Did you know....Free Willy's killer whale "Keiko" was caught in Iceland's east fjords?  After spending more than 20 years in captivity, he was released in Iceland.  Unforuntaely, he was found dead in a Norwegian fjord one year later. 

I have to say, one of the most unique things we saw at this museum was a small reading station.  As you walk through the museum you can see a sign for a room stating 


What more could anyone ever want?  We made our way to a little library with couches, plenty of books, and hot coffee to take a break and enjoy this odd and wonderful addition to the museum.  It is now important that every museum needs a mini library with free coffee. 

The Blue Whale exhibit was really interesting to see and awesome to finally see a scale of the largest animal ever found on this planet.  This article explains more about the whale and how it was acquired (found washed up on the shore and how this 25 meter long and 4-6 meter wide blue whale skeleton was prepared for the exhibit). 

Upstairs, you can see the other skeletons of various cetaceans ranging from all the popular whales to the fun and funky like the Narwhal. 

Húsavík Whale Museum | Hafnarstétt 1 | 640 Húsavík | Iceland
Phone: +354 414 2800 | E-mail: | Kt. 460105-3740

June, July, August: 08:30 – 18:30 daily
May and September  9:00 – 18:00 daily
October: 10 – 16 daily
November – April:  10 – 16 weekdays

KW Worth the Visit?  Absolutely!
Overall, we really enjoyed visiting this little town.  Great little stores, good food, great museums, and lots of different whale watching operations if you chose.  I highly recommend this detour off the Ring Road to learn more about Iceland's whaling culture and the native species that can be seen right from this bay. 

Food:  Naustið Seafood Restaurant and "Fish & Chips" in Húsavík.

Naustið Seafood Restaurant:  
We had been hearing about this Icelandic Fish Soup for some time now and with the cold dreary weather, we decided today was finally the day to hunt some soup down.  Naustið Seafood Restaurant in Húsavík came highly recommended so we stopped in to grab some hot soup and a cold beer.
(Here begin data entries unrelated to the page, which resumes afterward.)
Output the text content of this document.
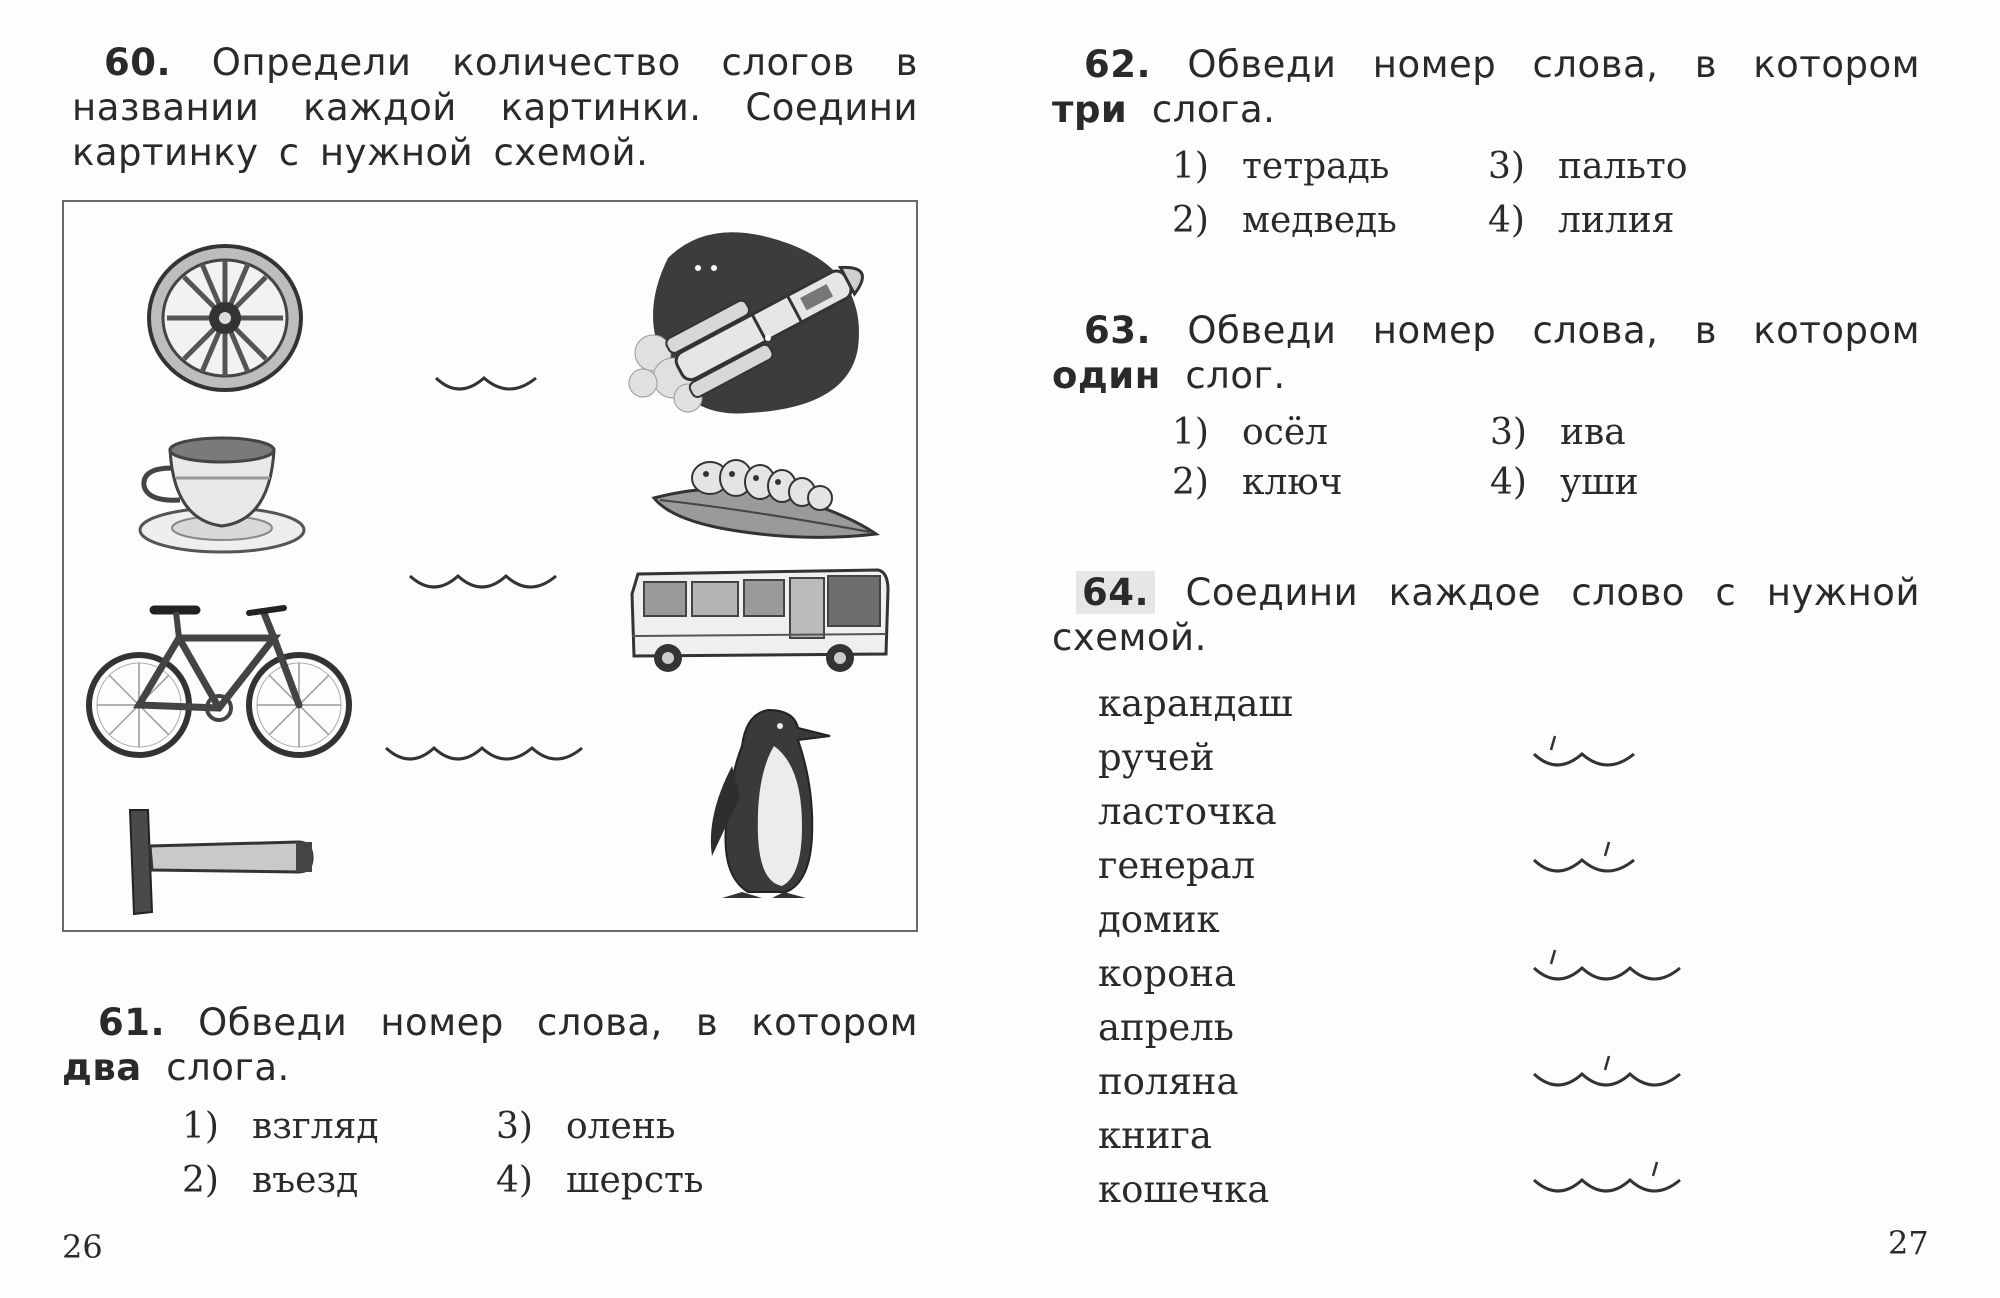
60. Определи количество слогов в
названии каждой картинки. Соедини
картинку с нужной схемой.
61. Обведи номер слова, в котором
два слога.
1) взгляд	3) олень
2) въезд	4) шерсть
26
62. Обведи номер слова, в котором
три слога.
1) тетрадь	3) пальто
2) медведь	4) лилия
63. Обведи номер слова, в котором
один слог.
1) осёл	3) ива
2) ключ	4) уши
64. Соедини каждое слово с нужной
схемой.
карандаш
ручей
ласточка
генерал
домик
корона
апрель
поляна
книга
кошечка
27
I had the appetizer portion of the fish soup (1100 ISK) and Thatcher had the dinner portion of the fish soup (1750 ISK). Both came with bread and were absolutely delicious.  A hearty rich tomato coconut brother with various seafood mixed in.  I immediately tried to recreate this soup upon arriving home in the states. 
Address:  Ásgarðsvegur, Húsavík, Iceland

Fish & Chips on the dock:  
As we parked the car and walked around this little town, we noticed a building sporting the FISH & CHIPS logo.  For $16, we received a HUGE portion of fish and fries.   It wasn't the best fish and chips I have ever had but it was fresh, local, and a huge portion for a great price.  Hafnarstett 19, Husavik 640, Iceland

Kidagil Guesthouse
After leaving Húsavík, we traveled south down 85 to meet back up with the Ring Road.  From the Ring Road, we headed south down 842.  We spent the night off the beaten path at the Kidagil Guesthouse for $210 for 4 people (one family room with four twin sized beds, shared bathroom).  The room was one of the cheaper nights, but unfortunately, it did require a 25-minute detour (each way) off the Ring Road.  We followed a gravel road along this beautiful river before crossing a TINY bridge and arriving at our guesthouse.  We were surprised to discover that we had this whole rather large guesthouse to ourselves. The rooms were clean and we had plenty of bathrooms.  There was a large living room space but no kitchen where you could prepare your own food.  Breakfast was included and consisted of a large spread of Icelandic breakfast items.  The guesthouse also served as a museum about bandits and outlaws of Iceland and you could see various posters and exhibits throughout the halls.

For the days driving we covered about 230 km for about 3.5 hours of driving.